I came upon something this weekend that crossed the line. It’s the GOLF Magazine and Golf.com, Dubious Achievements 2010, a snarky, mean-spirited, 41-page pictorial put together by Mike Walker, Senior Editor. I’m not even going to provide a link to it because my intention is to get Walker to reexamine what he’s done here, not to make it easier for him to promote it.
I guess my principle objection is that this strays from reporting about golf’s ups and downs and gets into personal shortcomings and mistakes.
For example, in citing John Daly’s comments in a press conference that he played better when he was drunk, Walker used one of Daly’s police booking photos. Really? You have to stoop to picking on the hapless Daly and his well-known misfortunes he’s trying to move beyond?
In a Twitter photo with Michelle Wie, Natalie Gulbis absentmindedly labeled the Washington Monument the Lincoln Memorial. And so she’s made to look like the village idiot.
The same thing happened when Michelle Wie made the mistake in a press conference about her Stanford experience of not knowing that Phi Beta Kappa was an academic society and not a sorority.
The announcement that Gary McCord finally realized a longtime ambition to get on CSI, but not as a corpse as he hoped, caused Walker to joke that producers did ask if New Zealander, Michael Campbell’s, career was available. Campbell, winner of the 2005 U.S. Open, is now ranked number 816 in the world and struggling on the Australasian Tour. “Oh, this’ll be fun! Let’s kick a man when he’s down!”
There is a recent photo of Greg Norman holding an unidentified silver trophy. The caption has nothing to do with that; the photo is merely a visual aid that points to his success and prosperity. The caption claims that Norman “did not make severance payments” to laid off employees when he closed his Aussie course-design office. But if you follow the provided link, you find out that he did. What he didn’t do was additionally pay four-weeks-per-year-of-employment “redundancy payments” which were not required for companies under 15 employees. This Australian labor law would have required 40 weeks pay for one employee if Norman’s company had been larger than 15.

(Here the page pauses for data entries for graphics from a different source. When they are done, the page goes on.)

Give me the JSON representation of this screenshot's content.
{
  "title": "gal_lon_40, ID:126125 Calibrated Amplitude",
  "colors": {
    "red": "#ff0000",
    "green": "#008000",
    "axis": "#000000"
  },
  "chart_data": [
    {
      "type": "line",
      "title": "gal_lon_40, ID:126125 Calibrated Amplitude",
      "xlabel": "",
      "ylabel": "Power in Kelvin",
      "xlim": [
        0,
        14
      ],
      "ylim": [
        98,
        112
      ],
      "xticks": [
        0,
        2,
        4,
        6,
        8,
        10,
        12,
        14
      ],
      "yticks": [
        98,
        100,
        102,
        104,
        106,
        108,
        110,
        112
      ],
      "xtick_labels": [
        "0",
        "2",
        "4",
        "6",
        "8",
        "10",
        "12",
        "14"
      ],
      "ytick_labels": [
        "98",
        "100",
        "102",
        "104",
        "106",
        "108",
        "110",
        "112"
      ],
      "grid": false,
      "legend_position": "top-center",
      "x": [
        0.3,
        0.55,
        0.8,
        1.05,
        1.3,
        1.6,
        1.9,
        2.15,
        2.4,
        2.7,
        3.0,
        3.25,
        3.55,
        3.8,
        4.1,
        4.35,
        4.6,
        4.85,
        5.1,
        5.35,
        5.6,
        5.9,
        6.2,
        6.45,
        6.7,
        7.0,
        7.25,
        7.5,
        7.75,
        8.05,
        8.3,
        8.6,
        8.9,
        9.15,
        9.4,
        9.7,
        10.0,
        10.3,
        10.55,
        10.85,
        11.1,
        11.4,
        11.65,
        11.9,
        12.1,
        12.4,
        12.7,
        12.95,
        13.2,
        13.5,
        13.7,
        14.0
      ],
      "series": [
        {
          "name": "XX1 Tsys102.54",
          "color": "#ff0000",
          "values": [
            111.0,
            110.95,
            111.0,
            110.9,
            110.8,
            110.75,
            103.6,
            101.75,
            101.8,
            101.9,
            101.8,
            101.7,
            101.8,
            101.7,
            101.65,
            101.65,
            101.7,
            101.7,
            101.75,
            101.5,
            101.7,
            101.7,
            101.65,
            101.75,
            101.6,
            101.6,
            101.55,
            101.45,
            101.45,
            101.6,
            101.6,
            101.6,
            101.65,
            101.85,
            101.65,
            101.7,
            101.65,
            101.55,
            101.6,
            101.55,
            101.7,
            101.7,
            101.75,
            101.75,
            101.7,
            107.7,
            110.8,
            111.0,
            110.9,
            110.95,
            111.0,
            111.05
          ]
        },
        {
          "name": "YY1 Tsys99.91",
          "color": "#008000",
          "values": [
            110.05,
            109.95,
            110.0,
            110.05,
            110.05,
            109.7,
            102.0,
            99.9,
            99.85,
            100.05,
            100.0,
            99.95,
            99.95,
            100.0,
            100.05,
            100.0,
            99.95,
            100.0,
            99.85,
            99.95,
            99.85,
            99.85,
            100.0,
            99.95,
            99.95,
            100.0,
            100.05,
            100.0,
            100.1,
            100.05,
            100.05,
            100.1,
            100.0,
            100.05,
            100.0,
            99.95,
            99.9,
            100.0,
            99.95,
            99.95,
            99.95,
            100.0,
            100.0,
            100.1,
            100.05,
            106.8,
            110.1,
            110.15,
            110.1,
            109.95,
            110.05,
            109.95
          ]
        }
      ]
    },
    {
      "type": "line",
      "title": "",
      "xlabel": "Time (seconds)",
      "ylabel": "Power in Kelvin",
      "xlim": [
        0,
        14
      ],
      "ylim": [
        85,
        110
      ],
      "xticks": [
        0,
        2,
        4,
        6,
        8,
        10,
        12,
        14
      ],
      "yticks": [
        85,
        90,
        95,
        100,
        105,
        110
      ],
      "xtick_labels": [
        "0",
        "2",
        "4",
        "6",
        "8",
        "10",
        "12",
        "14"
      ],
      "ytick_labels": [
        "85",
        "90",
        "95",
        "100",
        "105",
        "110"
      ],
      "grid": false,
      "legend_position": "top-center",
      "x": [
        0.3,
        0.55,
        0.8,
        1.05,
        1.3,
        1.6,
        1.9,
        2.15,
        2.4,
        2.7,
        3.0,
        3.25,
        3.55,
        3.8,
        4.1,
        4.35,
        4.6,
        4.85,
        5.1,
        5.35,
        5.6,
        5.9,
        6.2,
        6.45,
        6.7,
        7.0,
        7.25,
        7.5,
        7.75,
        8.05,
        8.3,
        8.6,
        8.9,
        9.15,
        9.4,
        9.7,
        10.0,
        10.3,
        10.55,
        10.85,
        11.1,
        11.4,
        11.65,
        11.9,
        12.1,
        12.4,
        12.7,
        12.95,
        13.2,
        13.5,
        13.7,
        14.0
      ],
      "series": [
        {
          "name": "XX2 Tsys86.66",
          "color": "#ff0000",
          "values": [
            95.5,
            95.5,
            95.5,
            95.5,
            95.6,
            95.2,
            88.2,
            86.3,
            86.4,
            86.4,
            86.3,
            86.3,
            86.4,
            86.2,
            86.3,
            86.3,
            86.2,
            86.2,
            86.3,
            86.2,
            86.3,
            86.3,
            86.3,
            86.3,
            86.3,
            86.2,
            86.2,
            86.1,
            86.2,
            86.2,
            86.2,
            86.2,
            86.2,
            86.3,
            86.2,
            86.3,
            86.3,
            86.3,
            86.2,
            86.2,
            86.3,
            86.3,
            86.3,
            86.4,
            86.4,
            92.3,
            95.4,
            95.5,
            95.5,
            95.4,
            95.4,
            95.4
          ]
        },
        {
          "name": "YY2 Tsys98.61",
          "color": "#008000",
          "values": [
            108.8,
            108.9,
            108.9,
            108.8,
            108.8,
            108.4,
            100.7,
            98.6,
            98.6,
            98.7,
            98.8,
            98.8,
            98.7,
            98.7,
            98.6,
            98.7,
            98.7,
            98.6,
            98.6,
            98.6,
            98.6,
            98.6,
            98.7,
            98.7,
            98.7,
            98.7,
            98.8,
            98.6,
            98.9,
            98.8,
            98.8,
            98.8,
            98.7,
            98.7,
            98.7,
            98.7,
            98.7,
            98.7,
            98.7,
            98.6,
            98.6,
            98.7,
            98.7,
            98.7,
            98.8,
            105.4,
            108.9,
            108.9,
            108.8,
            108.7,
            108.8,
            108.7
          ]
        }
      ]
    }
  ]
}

In this same populist, resentful, class-warfare vein, the announcement that there would be no players’ courtesy cars at this year’s tournament at Torrey Pines due to the troubled economy made reference to the players’ “gilded existence.”
On the other hand, troubled, British rocker/drugger, Amy Winehouse, turned to the wholesome activity of golf and that’s somehow a Dubious Achievement. “Hey! We gave Michael Campbell a kick while he was down. Let’s give Amy a kick too!” I’m not sure we want to discourage people who are trying to make positive changes in their lives.
In that same vein, a photo of Michael Vick reports that he missed his own charity golf tournament in Georgia, implying still more, sigh, irresponsibility. But if you follow the link, you discover that his travel was restricted under his parole and his Philadelphia parole officer refused to authorize the trip.
These are just some of the 41 “achievements,” but to go on merely belabors the point.
It is certainly appropriate to report on players’ play and behavior in tournaments. But it demeans them to gratuitously point out their human mistakes, stupidity, foibles, personality quirks and troubles in an attempt at a snide, hip, conversation piece.
It also demeans the game, it demeans the GOLF magazine brand, but worst, it demeans and debases their readers by catering to their increasingly cultivated prurient interests by the tabloid media.
I do not mean to be a Pollyanna, people have their dark sides and behaviors. But the game of golf calls on the best in people in order to be successful. We should celebrate and promote that aspect of golf and leave the lonely trails that John Daly, Michael Campbell and Michael Vick have to travel to themselves and the insidious tabloids.
And perhaps this post will call to Mike Walker’s higher nature as he walks his own path.